Homeline offers delivery of most parcels within three days; all will be delivered within five days. Any parcels up to 25kg and 2.5m (8ft) in girth are acceptable and the service extends to all private addresses in mainland Britain and Northern Ireland. Saturday deliveries are also offered.

Lex Wilkinson vehicles will do Homeline collections as part of their normal Expressline and Nightline work. If the collection is solely Homeline traffic there must be a minimum of 10 par cels. The Homeline parcels are then integrated with the rest of Lex Wilkinson's traffic and trunked to the company's Hub sortation centre near Nuneaton, Warwickshire.

After sorting they will be trunked to the Lex Wilkinson depot nearest to the destination address. From there the Homeline parcels are moved to the nearest White Arrow depot for final delivery.

With this system neither Lex Wilkinson nor White Arrow vehicles need stray from their traditional environments; Lex Wilkinson collects from the business addresses and White Arrow does all the deliveries in the residential areas. In this way the "on-costs" of Homeline are relatively small and the new business should integrate quite easily into the two companies' existing traffic.

Revenue from Homeline will be shared between Lex Wilkinson and GUS Transport; they would not disclose the ratio.

Neither partner in the venture has to make any great investment in the short term for Homeline. Mr Abberley said that there is sufficient capacity in the White Arrow vehicles for the expected growth in the near future, so the fleet does not have to be expanded yet. But in his three-year plan, Mr Abberley expects to create 300 to 400 jobs.
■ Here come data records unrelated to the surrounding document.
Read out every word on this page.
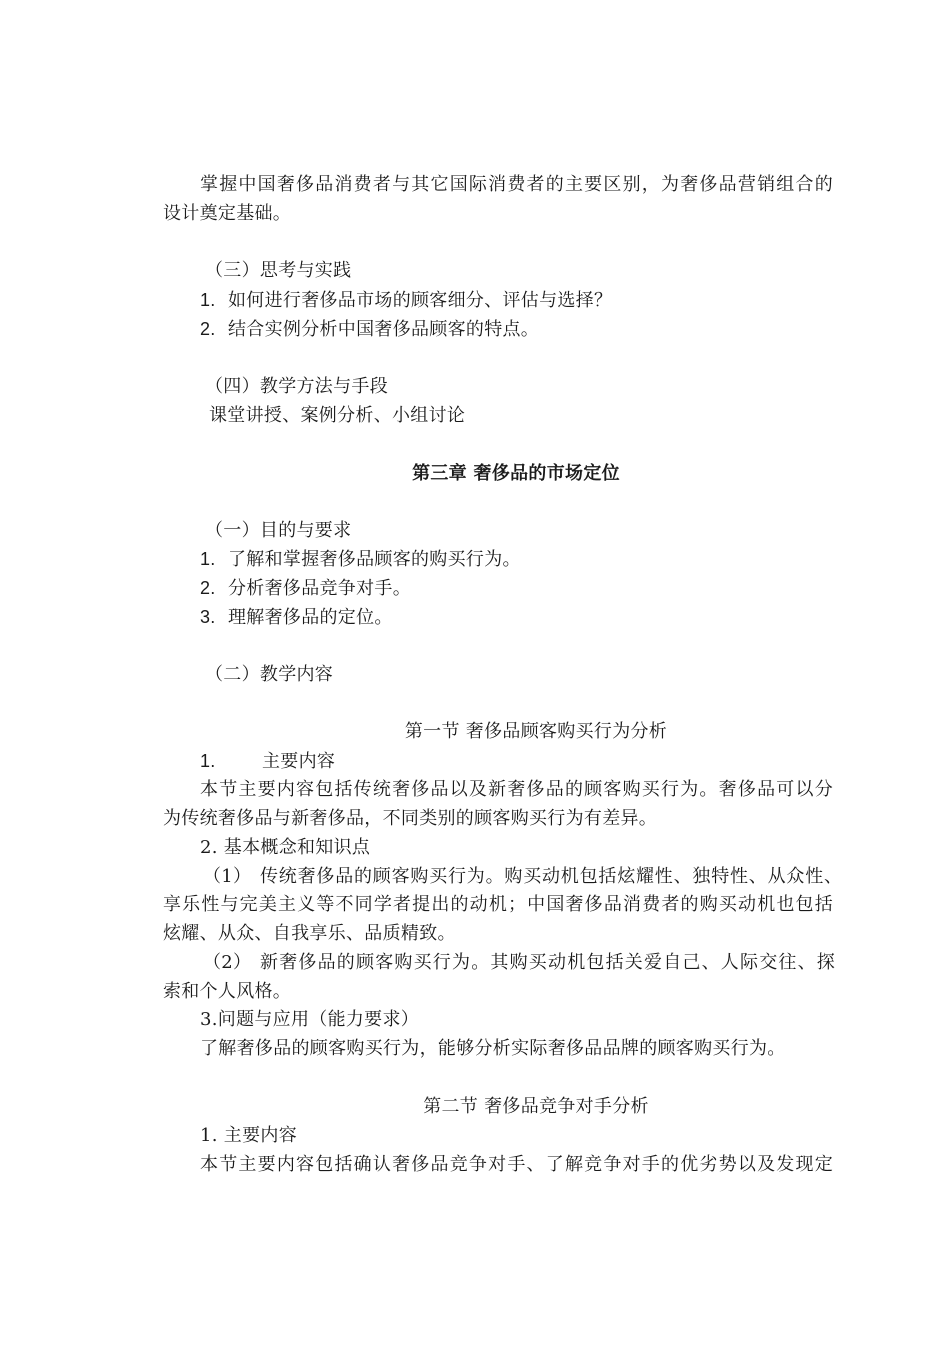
掌握中国奢侈品消费者与其它国际消费者的主要区别，为奢侈品营销组合的
设计奠定基础。
（三）思考与实践
1. 如何进行奢侈品市场的顾客细分、评估与选择？
2. 结合实例分析中国奢侈品顾客的特点。
（四）教学方法与手段
课堂讲授、案例分析、小组讨论
第三章 奢侈品的市场定位
（一）目的与要求
1. 了解和掌握奢侈品顾客的购买行为。
2. 分析奢侈品竞争对手。
3. 理解奢侈品的定位。
（二）教学内容
第一节 奢侈品顾客购买行为分析
1.	主要内容
本节主要内容包括传统奢侈品以及新奢侈品的顾客购买行为。奢侈品可以分
为传统奢侈品与新奢侈品，不同类别的顾客购买行为有差异。
2. 基本概念和知识点
（1） 传统奢侈品的顾客购买行为。购买动机包括炫耀性、独特性、从众性、
享乐性与完美主义等不同学者提出的动机；中国奢侈品消费者的购买动机也包括
炫耀、从众、自我享乐、品质精致。
（2） 新奢侈品的顾客购买行为。其购买动机包括关爱自己、人际交往、探
索和个人风格。
3.问题与应用（能力要求）
了解奢侈品的顾客购买行为，能够分析实际奢侈品品牌的顾客购买行为。
第二节 奢侈品竞争对手分析
1. 主要内容
本节主要内容包括确认奢侈品竞争对手、了解竞争对手的优劣势以及发现定
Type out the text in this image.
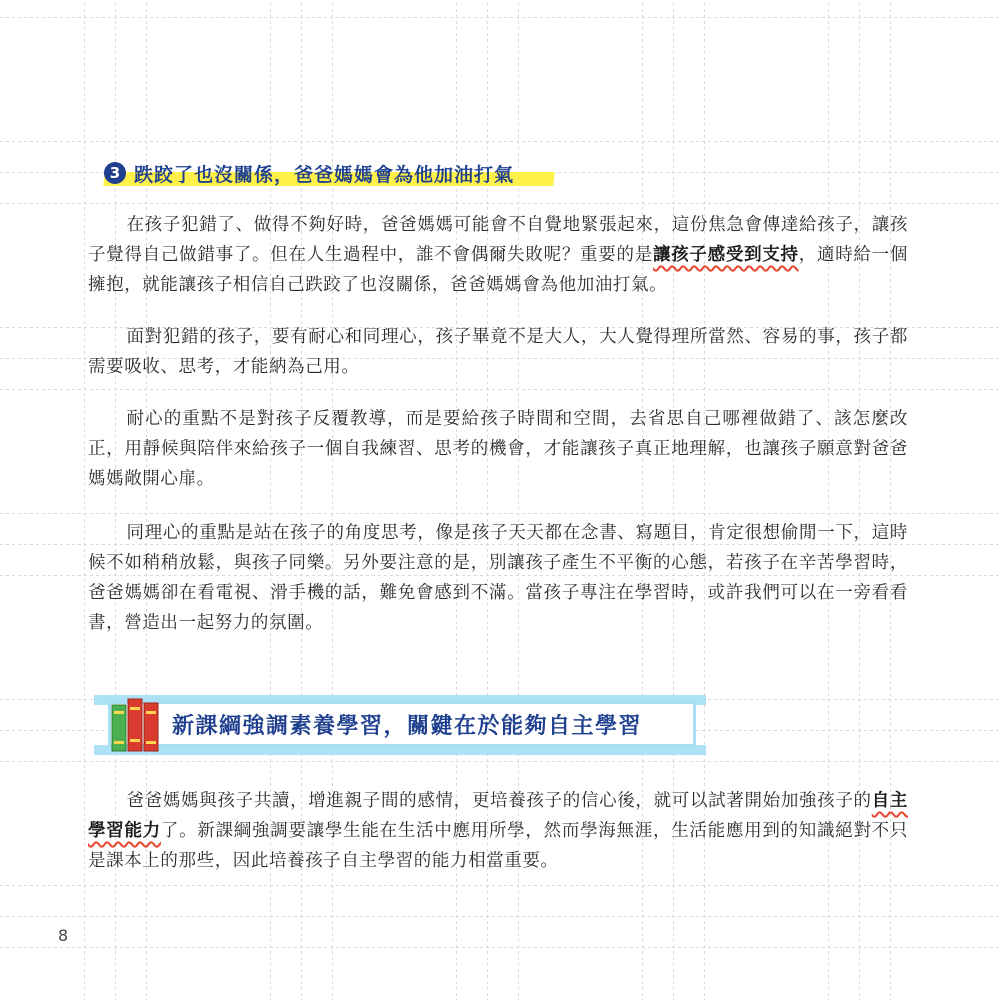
3 跌跤了也沒關係，爸爸媽媽會為他加油打氣

在孩子犯錯了、做得不夠好時，爸爸媽媽可能會不自覺地緊張起來，這份焦急會傳達給孩子，讓孩子覺得自己做錯事了。但在人生過程中，誰不會偶爾失敗呢？重要的是讓孩子感受到支持，適時給一個擁抱，就能讓孩子相信自己跌跤了也沒關係，爸爸媽媽會為他加油打氣。

面對犯錯的孩子，要有耐心和同理心，孩子畢竟不是大人，大人覺得理所當然、容易的事，孩子都需要吸收、思考，才能納為己用。

耐心的重點不是對孩子反覆教導，而是要給孩子時間和空間，去省思自己哪裡做錯了、該怎麼改正，用靜候與陪伴來給孩子一個自我練習、思考的機會，才能讓孩子真正地理解，也讓孩子願意對爸爸媽媽敞開心扉。

同理心的重點是站在孩子的角度思考，像是孩子天天都在念書、寫題目，肯定很想偷閒一下，這時候不如稍稍放鬆，與孩子同樂。另外要注意的是，別讓孩子產生不平衡的心態，若孩子在辛苦學習時，爸爸媽媽卻在看電視、滑手機的話，難免會感到不滿。當孩子專注在學習時，或許我們可以在一旁看看書，營造出一起努力的氛圍。

新課綱強調素養學習，關鍵在於能夠自主學習

爸爸媽媽與孩子共讀，增進親子間的感情，更培養孩子的信心後，就可以試著開始加強孩子的自主學習能力了。新課綱強調要讓學生能在生活中應用所學，然而學海無涯，生活能應用到的知識絕對不只是課本上的那些，因此培養孩子自主學習的能力相當重要。

8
For Lex Wilkinson, Colin Millbanks said that the Homeline traffic will be sorted during the day when the Hub is normally idle, so there is ample capacity there too.

Paperwork for Homeline customers is kept to a minimum with bar-coded labels replacing some of the traditional documentation and consignment notes. Another simplification is the adoption of a single rate for carriage charges throughout the UK — there is no zonal rating system. For the cheapest service (no delivery signature) the rate is £1.50 per parcel plus 10p per kg. With a delivery signature and additional insurance cover the rate rises to £2 plus 10p per kg.

Homeline has already been quietly tested in trial areas before its official launch and has been delivering books, wine, home computers and clothing to homes. Mr Mil'banks said that one Christmas hamper company has already signed up for this season.

Some of Lex Wilkinson's fleet has been painted in Homeline livery; but this is purely a marketing ploy and they are not carrying only Homeline parcels. Similarly, the GUS Transport fleet retains its White Arrow livery although the two partners are discussing a joint Homeline livery that could incorporate both identities.

Colin Millbanks predicts that within a year Homeline will be carrying at least two million parcels a year. Both partners said that they had not set out to take on the Post Office and felt that the mail-order market has enough potential to provide a living for them and the Post Office. Although not expecting Homeline to ever overtake Lex Wilkinson's deliveries to commercial premises, Colin Millbanks does foresee it becoming j a "significant" part of the business.